As we move deeper into the offseason, we now begin a series breaking down each individual player on Liberty’s 2022-23 men’s basketball roster. Our first in this series begins with a look at one of the team leaders, Kyle Rode.

Rode is the heady Lexington, Kentucky-born point forward leading the Flames this coming season. Like many of Liberty’s recruits, Rode exited high school as a three-star recruit with offers from other mid-major universities.

Since joining the Flames in 2019, Rode has developed into everything the coaching staff has hoped for and more. Below is a recap of his career stat line from ESPN:

The Numbers

The stats speak for themselves, but let’s dive a little deeper into what they mean. Obviously, since his arrival on campus Rode has been a consistent contributor. Like most upper-classmen, his role has expanded as he continues to prove himself on the court. He has gone from a steady role player learning the ropes to essentially the Flames’ player-coach.

Some basketball fans might be drawn to criticize the fluctuation of Rode’s field goal percentage, but any adept fan knows that is more determined by attempts rather than skill when there is a steady trend upward in attempts per game. Kyle Rode is consistent from the field and any player shooting around 50 percent is a dependable shooter.

The only exception in Rode’s game to this principle has to do with inside scoring. During the 21-22’ season, Kyle would get stuck with his back to the basket or caught in between a floater or kick-out. This is probably explained by Rode’s pass-first mindset. With Darius McGhee’s future decision still in the works, it’s hard to say what Rode will be expected to contribute. However, I think many of the reasons we say Rode gets “stuck” in the middle of the paint or the block without a dribble is due to his vision for McGhee, cutters, and Brody Peebles.

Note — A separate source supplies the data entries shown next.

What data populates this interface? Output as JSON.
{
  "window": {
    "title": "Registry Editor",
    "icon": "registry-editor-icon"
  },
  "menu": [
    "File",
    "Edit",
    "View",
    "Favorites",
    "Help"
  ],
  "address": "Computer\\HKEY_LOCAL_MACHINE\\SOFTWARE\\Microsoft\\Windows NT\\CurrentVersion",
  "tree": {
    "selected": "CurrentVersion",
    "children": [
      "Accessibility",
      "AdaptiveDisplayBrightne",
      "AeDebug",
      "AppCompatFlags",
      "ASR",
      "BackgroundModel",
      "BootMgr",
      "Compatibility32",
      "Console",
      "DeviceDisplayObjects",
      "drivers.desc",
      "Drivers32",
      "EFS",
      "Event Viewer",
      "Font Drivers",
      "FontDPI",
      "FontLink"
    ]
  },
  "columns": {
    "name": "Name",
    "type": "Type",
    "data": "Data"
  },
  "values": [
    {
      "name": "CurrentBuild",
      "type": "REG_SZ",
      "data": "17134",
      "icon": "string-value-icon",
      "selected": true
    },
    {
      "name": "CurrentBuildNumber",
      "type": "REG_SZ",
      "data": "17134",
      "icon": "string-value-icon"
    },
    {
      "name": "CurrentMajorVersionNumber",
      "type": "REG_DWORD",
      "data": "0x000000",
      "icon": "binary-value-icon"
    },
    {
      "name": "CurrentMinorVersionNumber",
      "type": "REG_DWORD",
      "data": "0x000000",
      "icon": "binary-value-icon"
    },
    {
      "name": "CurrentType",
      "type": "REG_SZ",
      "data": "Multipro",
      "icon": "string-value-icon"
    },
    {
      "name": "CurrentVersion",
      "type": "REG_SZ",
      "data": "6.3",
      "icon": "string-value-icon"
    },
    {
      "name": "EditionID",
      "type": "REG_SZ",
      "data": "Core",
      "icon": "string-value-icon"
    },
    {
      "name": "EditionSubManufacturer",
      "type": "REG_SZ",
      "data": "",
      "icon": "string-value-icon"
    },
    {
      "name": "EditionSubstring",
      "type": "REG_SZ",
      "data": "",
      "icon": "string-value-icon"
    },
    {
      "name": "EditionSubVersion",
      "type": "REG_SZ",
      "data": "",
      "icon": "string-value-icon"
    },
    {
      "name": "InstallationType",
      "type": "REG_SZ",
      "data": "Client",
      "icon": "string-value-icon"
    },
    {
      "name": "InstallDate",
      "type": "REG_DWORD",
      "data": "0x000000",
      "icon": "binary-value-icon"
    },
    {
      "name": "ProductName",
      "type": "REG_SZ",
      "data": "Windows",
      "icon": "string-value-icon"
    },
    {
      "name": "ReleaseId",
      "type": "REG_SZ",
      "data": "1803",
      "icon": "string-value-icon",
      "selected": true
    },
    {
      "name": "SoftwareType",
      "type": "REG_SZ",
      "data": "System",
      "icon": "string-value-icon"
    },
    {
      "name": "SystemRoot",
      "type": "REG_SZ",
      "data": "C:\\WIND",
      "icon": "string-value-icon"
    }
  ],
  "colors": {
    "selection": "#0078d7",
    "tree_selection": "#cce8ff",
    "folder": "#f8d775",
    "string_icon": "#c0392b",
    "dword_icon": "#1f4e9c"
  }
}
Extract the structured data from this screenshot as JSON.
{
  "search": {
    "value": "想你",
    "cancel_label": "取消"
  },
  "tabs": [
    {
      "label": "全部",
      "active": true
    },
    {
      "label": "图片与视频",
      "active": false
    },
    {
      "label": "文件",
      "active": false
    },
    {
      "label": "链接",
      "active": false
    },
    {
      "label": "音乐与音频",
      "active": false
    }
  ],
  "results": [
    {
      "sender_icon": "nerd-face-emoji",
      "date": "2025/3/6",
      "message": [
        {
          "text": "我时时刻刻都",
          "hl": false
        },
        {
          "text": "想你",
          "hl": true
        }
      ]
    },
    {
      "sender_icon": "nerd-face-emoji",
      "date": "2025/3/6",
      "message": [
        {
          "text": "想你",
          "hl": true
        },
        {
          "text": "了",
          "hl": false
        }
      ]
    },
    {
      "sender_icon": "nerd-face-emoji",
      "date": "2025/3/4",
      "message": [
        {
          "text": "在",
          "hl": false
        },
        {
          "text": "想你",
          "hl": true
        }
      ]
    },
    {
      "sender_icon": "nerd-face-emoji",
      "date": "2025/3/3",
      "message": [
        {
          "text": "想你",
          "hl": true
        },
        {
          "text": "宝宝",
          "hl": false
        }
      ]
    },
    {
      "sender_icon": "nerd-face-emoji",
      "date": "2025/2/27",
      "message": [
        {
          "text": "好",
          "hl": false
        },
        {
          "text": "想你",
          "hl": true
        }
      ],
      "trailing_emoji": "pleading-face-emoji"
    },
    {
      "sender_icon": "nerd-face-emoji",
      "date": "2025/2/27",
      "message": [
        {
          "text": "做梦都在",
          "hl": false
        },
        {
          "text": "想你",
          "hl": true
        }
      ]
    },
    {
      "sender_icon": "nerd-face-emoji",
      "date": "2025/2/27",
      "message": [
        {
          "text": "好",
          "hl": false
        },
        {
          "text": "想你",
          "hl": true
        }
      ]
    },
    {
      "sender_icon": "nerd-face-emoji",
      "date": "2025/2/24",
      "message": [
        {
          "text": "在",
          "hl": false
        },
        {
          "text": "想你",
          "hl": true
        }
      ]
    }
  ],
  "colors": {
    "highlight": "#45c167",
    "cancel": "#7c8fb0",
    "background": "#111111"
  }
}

One of Rode’s highly promising trends is his three-point percentage. He has synthesized his increase in attempts with a rise in his percentage. 1.4 to 3.2 three-pointer attempts a game does not mean he is a number one option from deep, but I believe he could be. Rode has shown his ability to get going from downtown throughout his career. He simply defers to sharp-shooters on the team. Rode obviously appreciates the importance of teammates knowing their roles and playing within themselves. He is not going to get shot crazy or force opportunities. I would expect to see Kyle increase his aggression in his shot taking in the next season, especially if the coaches build the offense around his shot opportunities.

Two of Rode’s other notable stats are his assists and his free throw percentage. We can see a steady trend in Kyle’s passing numbers that show he is being entrusted with more and more point-forward duties. A simple observation from watching the Flames last season made this apparent. Rode consistently brought the ball up to half-court, second only to Darius, and often served as the chief facilitator/court general.

The significant jump in Rode’s free-throw percentage shows a renewed and improved confidence at the line. This could serve him well in the coming season if he starts to play more aggressively. He will likely be sent to the line more and having a near-90 percent free-throw shooter is priceless. He will become the first option at the line in close games if McGhee does not return.

The Intangibles

Numbers are key for accurate analysis, but there is nothing more fun in basketball discussion than talking about the intangibles. Playing styles come alive when the discussion centers around the mentality and personalities of players.

Kyle Rode is certainly more known for his incredibly high IQ on the court. His basketball IQ is so sharp it sometimes becomes a weakness and tightens Rode up to a fault. It comes with innumerable strengths, though. He is an essential element of getting into offensive sets, a key part of Ritchie McKay’s offense. Rode has a knack for making the pass that leads to an assist. This is a high-level basketball move, being able to anticipate two or three passes away from the initial ball movement. Rode is keen on that department.

Along those same lines, Rode is known for court awareness, grit, and defensive intelligence. The defensive point-forward surrounded by capable shooters was popularized by the 2015-2016 Golden State Warriors when they went 73-9 with Draymond Green, Stephen Curry, and Klay Thompson serving as the foundation for their lineup. Many pass-first forwards have found refined roles as passing-rebounding-defending-IQ players, and Kyle fits within that category. He utilizes that role, much like Draymond, to serve as a guiding force and a solidifying presence to his teammates. Fans can be grateful for Rode’s willingness to match up with physical, larger big men each game. He does a solid job defending larger offensive threats and neutralizing them from the game plan. Rode has room to become even more physical, if he would like, against aggressive post presence.

I expect Rode to grow into a larger shooting role in the coming season. I believe McKay will want to call his number more and utilize his shooting to spread the offense and open the floor for penetration and other shooters. He will continue to provide a high IQ and defensive presence. I think he will find a renewed comfort zone banging with big men and could refine his post defense this summer. Bryson Spell might be helpful in this department as well.

Lastly, I would anticipate his overall offensive productivity to increase this season, largely due to the increased aggression and continual leadership that Rode provides. I believe we will see Kyle’s finest season yet.